Yansıtma, sözlü veya yazılı yahut işaretlerle gerçekleşen iki ifade yolu’ndan biri ile yapılır: Nesir, nazım. Mizaç ve birikim ögelerinin yapılandırdığı iç ben’in ve dış ben’in gerek kendisiyle gerekse başkalarıyla bağlantılanmasının, ilişkiye geçmesinin göstergeleri, kullanılan kelimelerdir, seçilen ifade yoludur. Malzemeye hâkim olmayı öğrenenler nazım veya nesir yolundan birini tercih ederek, güzeli, etkiliyi var ederler.
Nazım (ağıt, türkü, nefes, ilâhi, destan, taşlama vb.) söyleyen, nakleden; şiir yazan, okuyan her iki hâlde de paylaşma ihtiyacını mecburiyet, mahkûmiyet sayanın ortaya koyduğunun ana duygusu (ana tema) ve onu ören duygu ve hayaller nedir? Bu sorunun cevabı çok yönlü olup hem kavram bilgisini hem çözümleme işlemlerini bilmeyi gerektirir.
İç benlik içindeki enerjilenmeleleri, farklı mizaç ve birikimdeki insanlar farklı yansıtmaktadır: Bilginler, pratik zekâlı tüccar ve siyasetçiler ile bilgeler başta olmak üzere çok farklı, yansıtmalar bulunmaktadır. İç benlik’in bilgelikten divaneliğe kadar, farklılık ögesinin öne çıktığı bir yansımalar dünyası var. Bu dünyayı verdikleri eserlerle yaşatanlar ozan, nâzım, şair, âşık, saz şairi, yırçı, aydımçı, unvanlarını taşıyan insanlardır.
Şair, mizacının ve doğuştan kazanımlı olduğu yeteneğinin gerektirdiği sosyal ve kültürel imkânları arayan, bulunca cesaretle paylaşan insandır. Dilin inceliklerini, etkileme gücünü öğrenme konusunda çaba göstererek yeteneğini paylaşır kılmak, şiire ilgi ve sevgi duyan bir çevrenin takdir ve teşviklerini kazanmak şair olmanın önde gelen özelliklerindendir.

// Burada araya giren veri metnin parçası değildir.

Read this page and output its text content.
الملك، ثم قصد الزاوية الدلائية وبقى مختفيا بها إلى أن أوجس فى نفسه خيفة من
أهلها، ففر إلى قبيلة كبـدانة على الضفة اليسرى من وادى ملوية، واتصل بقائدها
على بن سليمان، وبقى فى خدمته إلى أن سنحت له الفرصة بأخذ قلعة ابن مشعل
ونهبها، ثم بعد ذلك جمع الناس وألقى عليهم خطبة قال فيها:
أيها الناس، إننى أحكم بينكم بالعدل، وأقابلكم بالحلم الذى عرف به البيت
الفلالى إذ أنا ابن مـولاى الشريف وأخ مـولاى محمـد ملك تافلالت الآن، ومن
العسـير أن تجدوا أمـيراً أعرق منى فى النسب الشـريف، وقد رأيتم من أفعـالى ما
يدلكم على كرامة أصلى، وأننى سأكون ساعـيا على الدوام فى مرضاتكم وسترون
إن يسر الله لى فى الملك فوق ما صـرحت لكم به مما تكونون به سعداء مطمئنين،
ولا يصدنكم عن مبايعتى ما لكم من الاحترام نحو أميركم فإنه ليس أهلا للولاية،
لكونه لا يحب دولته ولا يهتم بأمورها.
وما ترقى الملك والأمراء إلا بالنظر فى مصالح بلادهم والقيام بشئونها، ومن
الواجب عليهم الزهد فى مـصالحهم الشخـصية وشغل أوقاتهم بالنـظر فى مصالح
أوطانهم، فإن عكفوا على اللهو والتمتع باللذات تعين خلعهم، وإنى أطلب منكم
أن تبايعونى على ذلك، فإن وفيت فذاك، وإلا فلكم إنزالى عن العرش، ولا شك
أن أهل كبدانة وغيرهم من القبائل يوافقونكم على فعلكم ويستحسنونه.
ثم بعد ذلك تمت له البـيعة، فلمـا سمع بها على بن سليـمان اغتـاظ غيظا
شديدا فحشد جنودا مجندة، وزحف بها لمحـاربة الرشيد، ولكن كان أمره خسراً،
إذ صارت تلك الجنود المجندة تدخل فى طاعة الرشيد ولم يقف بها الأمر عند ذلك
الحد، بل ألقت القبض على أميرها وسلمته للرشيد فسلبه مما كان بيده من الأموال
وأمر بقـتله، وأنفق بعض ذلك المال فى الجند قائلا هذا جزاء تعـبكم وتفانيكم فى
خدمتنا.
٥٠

Duygu ve hayalin fikirden önce ve öncelikli olması şartıyla, mısra/dize adlı söz gruplarının satırlarda kümelenerek bir kompozisyon oluşturan güzel ve etkili söyleyişler, şiirdir. Allah’ı en yüce sevgili, insanı O’na âşık bir sevdalı, tabiattaki diğer varlıkları da bu konudaki sevgi bağlarının ifadesine şahitler sayan bir anlayış düşünülsün; bu anlayışa dayanan her şiir, yalnız insanların değil, meleklerin de hoşlandığı şiirdir. İç benlik arındıkça, sevmelerin arınması, özlemlerin dilek ve isteklerin durulanması, bunlara bağlı üzüntülerin çilelerin, acıların ve çaresizliklerin isyan değil tevekküle, rızaya/kabullenmeye dönüşmesi, şiir ikliminin yaşadığı ve yaşatıldığı gönül ülkesidir.